Description: User inputs are a very common attack vector, if the inputs are not sanitized by the application and can be used to execute db queries, return unauthorized personal data, and/or compromise the workings of the application in other ways.

Impact: High
Damage: 9 - remote code execution, privilege escalation, DDoS, data exfiltration, ransomware, …
Affected Users / Datasets: 9 - production databases and servers

Likelihood: Medium
Reproducibility: 4 - we have secure coding practices, so we have yet to find any indication of this being possible, but we have not looked for that information
Exploitability: 5 - depending on the vulnerability, the longer is stays in our system, the more easily it can be exploited
Discoverability: 5 - depending on the vulnerability, a dedicated hacker could spend enough time until they find an entry point

Mitigation Steps already taken: Inputs are sanitized and typed. Tests suites ensure application code does what it is supposed to do and no more

Additional Mitigation steps to take: Roll out open source Static Application Security Testing tool to identify vulnerabilities in the logic of our applications

Annexes

I added two annexes to my report. One was a page long overview of the data processed by the product subject of the analysis. I went into details on what that data was, how it was processed, and how it related to GDPR and other applicable regulations.

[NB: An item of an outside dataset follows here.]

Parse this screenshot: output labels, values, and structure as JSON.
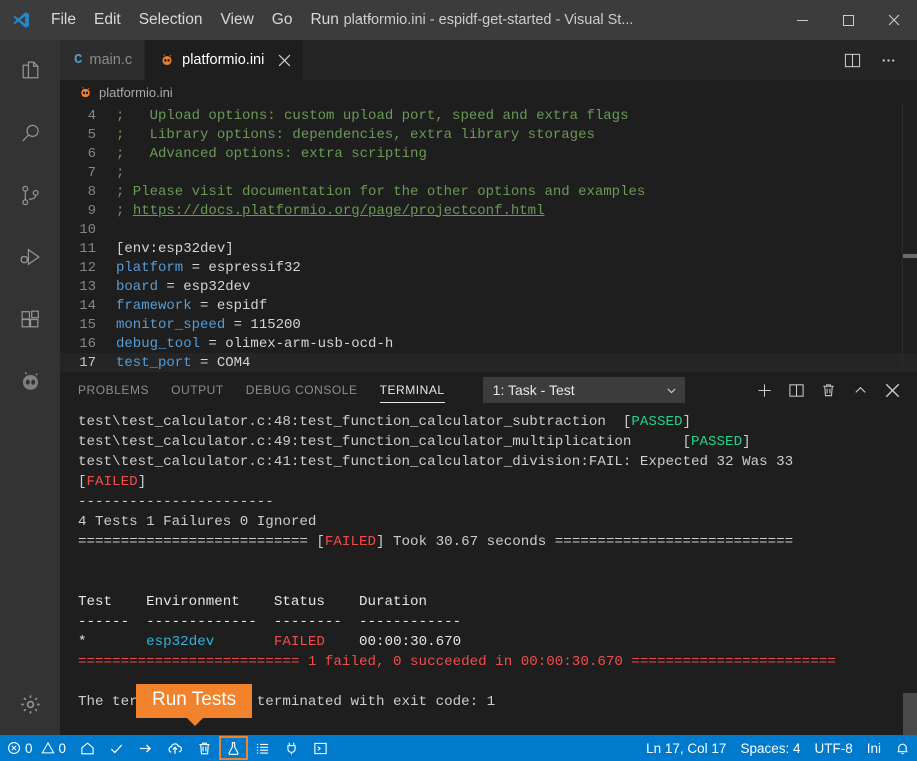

The second annex I added was on the methodology. I described the DREAD methodology, very similarly to how it is described in section 2 of this post. The goal is to give everyone reading the report the tools to make their own assessment and understand the reasoning behind the scores given to risks. The DREAD methodology is subjective, so it is important for the readers of the report to understand it to not dismiss the analysis.

Closing Thoughts

Best of luck with your own risk assessments. If you've doing it differently or use other frameworks or templates, I would love to hear what you think of them.